The 400-line system prompt is a code smell — Ken Ashe

I keep running into the same problem when I look at custom agents people have built for their marketing ops. The first version is clean. Maybe 40 lines of instructions, three tools, does one job well. Then someone asks for a new capability. Then another. Six months later the system prompt is 400 lines, half the rules contradict each other, and the agent is somehow worse than when it started.

This is not a model problem. It is an architecture problem. And there is a fix that I have not seen marketers talk about much yet, even though Anthropic has been pushing it hard: progressive disclosure through skills.

What system prompt bloat actually does to your agent

When you stuff every brand guideline, every edge case, every “if the user asks about pricing, do X” rule into one prompt, three things go wrong at once.
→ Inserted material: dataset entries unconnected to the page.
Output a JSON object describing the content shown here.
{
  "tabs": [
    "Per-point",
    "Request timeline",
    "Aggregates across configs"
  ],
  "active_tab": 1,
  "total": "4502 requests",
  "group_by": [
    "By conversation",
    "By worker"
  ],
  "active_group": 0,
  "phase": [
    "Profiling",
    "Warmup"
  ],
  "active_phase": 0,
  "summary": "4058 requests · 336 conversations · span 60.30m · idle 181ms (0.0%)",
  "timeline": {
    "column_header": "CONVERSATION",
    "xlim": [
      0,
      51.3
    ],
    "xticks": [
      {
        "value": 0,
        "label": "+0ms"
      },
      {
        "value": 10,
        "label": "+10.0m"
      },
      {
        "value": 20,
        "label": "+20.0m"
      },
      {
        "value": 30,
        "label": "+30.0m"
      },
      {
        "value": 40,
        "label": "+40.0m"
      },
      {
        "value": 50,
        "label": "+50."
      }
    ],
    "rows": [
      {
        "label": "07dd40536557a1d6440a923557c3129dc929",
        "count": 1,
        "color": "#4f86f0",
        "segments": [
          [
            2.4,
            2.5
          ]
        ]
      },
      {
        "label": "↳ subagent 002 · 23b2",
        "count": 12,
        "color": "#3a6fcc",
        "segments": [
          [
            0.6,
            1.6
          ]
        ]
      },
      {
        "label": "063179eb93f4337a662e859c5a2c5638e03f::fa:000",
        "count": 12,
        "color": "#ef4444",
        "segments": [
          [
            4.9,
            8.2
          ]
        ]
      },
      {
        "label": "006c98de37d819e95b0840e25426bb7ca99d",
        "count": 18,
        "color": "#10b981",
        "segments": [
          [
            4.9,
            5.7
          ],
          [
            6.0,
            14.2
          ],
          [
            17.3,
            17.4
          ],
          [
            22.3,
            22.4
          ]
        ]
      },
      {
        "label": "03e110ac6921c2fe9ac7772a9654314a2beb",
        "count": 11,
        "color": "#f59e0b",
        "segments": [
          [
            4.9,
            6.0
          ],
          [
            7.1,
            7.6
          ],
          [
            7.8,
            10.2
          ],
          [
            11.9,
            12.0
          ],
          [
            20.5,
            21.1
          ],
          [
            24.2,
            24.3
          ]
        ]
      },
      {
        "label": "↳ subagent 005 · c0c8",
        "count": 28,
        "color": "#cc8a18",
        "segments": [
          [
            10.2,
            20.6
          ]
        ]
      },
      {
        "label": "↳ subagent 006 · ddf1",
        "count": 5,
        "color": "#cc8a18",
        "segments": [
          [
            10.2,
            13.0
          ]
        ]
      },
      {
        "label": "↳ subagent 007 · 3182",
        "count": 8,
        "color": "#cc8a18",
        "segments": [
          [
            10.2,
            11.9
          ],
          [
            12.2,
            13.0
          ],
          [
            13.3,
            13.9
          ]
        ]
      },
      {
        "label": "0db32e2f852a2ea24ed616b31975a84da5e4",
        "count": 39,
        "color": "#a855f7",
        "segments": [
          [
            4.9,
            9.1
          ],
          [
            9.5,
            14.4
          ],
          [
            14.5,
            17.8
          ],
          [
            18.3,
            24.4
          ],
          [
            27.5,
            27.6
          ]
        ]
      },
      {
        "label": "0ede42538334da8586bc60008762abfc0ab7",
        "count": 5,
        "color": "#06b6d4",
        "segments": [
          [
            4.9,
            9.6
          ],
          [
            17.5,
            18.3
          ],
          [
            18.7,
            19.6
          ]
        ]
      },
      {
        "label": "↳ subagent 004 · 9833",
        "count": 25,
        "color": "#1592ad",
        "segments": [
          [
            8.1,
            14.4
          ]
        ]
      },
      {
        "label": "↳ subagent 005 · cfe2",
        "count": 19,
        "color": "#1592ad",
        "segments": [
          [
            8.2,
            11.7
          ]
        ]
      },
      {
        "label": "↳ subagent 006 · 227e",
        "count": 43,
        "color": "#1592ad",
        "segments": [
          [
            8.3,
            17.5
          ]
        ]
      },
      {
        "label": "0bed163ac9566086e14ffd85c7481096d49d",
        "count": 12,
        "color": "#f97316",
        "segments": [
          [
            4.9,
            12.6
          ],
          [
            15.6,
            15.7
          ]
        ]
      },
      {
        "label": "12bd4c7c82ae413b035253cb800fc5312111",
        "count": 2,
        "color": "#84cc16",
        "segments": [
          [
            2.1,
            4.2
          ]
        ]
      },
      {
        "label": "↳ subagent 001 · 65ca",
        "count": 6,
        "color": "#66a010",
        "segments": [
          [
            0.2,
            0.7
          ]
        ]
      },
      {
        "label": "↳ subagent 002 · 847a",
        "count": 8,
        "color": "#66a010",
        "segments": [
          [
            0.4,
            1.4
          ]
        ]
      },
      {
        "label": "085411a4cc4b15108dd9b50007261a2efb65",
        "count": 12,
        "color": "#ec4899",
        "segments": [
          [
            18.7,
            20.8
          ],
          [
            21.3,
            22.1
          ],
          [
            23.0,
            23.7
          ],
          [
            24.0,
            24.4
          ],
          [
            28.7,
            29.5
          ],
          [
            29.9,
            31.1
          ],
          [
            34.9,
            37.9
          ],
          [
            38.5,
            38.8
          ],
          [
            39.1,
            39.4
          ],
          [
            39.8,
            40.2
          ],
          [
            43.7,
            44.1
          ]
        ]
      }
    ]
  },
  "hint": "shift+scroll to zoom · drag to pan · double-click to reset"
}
First, you burn tokens on every single call. A 400-line prompt is roughly 3,000 tokens before the user even types anything. Multiply that by every turn in a conversation and every user. You are paying to re-read the same wall of instructions thousands of times a day.

Second, the model gets confused. Two policies written six weeks apart will eventually contradict each other. The model picks one, sometimes the wrong one, and you get a quiet hallucination that nobody catches until a customer does.

Third, context pollution. The model’s attention is finite. If you fill the window with rules about invoice formatting, it has less capacity to actually reason about the task in front of it.

Progressive disclosure: rules only load when needed

The idea is simple. The system prompt should only contain what the model needs in its head regardless of the task. Everything else gets packaged into skills, which are modular bundles of instructions plus optional files that the model pulls into context only when it decides it needs them.

If a user asks the agent to write a forecast, the forecasting skill loads. If a user asks for a weekly report, the report-writing skill loads. The pricing skill, the compliance skill, the brand voice skill, none of those touch the context window until they are actually relevant.

For a marketing agent, the practical breakdown looks something like this:

System prompt (always loaded): who the agent is, who it serves, the handful of universal rules.
Skills (loaded on demand): campaign-launch checklist, brand voice guide, GA4 reporting format, email compliance rules, paid media bidding logic.

The before-and-after numbers from Anthropic’s own demo were striking. A 400-line system prompt collapsed to 15 lines. Token usage per task dropped from over 200,000 to a fraction of that. Eval pass rate climbed from 83 percent to 92 percent. Same model. Same tasks. Just better architecture.

Tools, skills, and sub-agents are not interchangeable

The mistake I have been making, and I see others making it too, is treating every new capability as a new tool. Need forecasting? Build a forecasting tool. Need report writing? Build a report-writing tool. Pretty soon you have 12 tools, three of them are wrappers around sub-agents, and the orchestrator is drowning.

The mental model that actually works:

A skill is for instructions and knowledge the model needs sometimes. Brand voice, policy docs, step-by-step workflows. Put it in a skill.

A tool is for an action the model takes in the world. Hitting an API, reading a file, running code. Start with general-purpose primitives (code execution, file system, web search) before you build custom tools. You will be surprised how far bash plus read plus write gets you for things like CSV analysis or generating reports.

A sub-agent is for one of two specific cases: when you need to throw parallel reasoning at a big problem, or when you need a fresh, uncontaminated mind to review work. Forecasting is a good sub-agent case because you do not want conversation history about the user’s complaints distorting the math. Most other capabilities do not need a sub-agent, they just need a skill.

What to actually try this week

Open your most complex custom GPT or Claude project. Count the lines in the system prompt. If it is over 100, you have bloat. Pull out three chunks that only apply to specific tasks (a particular report format, a specific approval workflow, a niche compliance rule) and rewrite them as standalone instructions. In Claude, package them as skills. In a custom GPT, the closest analog is splitting the work across multiple specialized GPTs and using project files that load on demand rather than baking everything into instructions.

The catch most readers will miss: skills only help if the model can correctly figure out when to load them. That means the skill descriptions matter as much as the skill contents. A skill called “pricing” with a vague description will get pulled into the wrong contexts. A skill described as “use when the user asks about enterprise tier pricing or volume discounts” will load exactly when it should. Treat the skill router metadata like ad copy: specific, narrow, intent-matched. The whole architecture falls apart if the model cannot tell what each skill is for.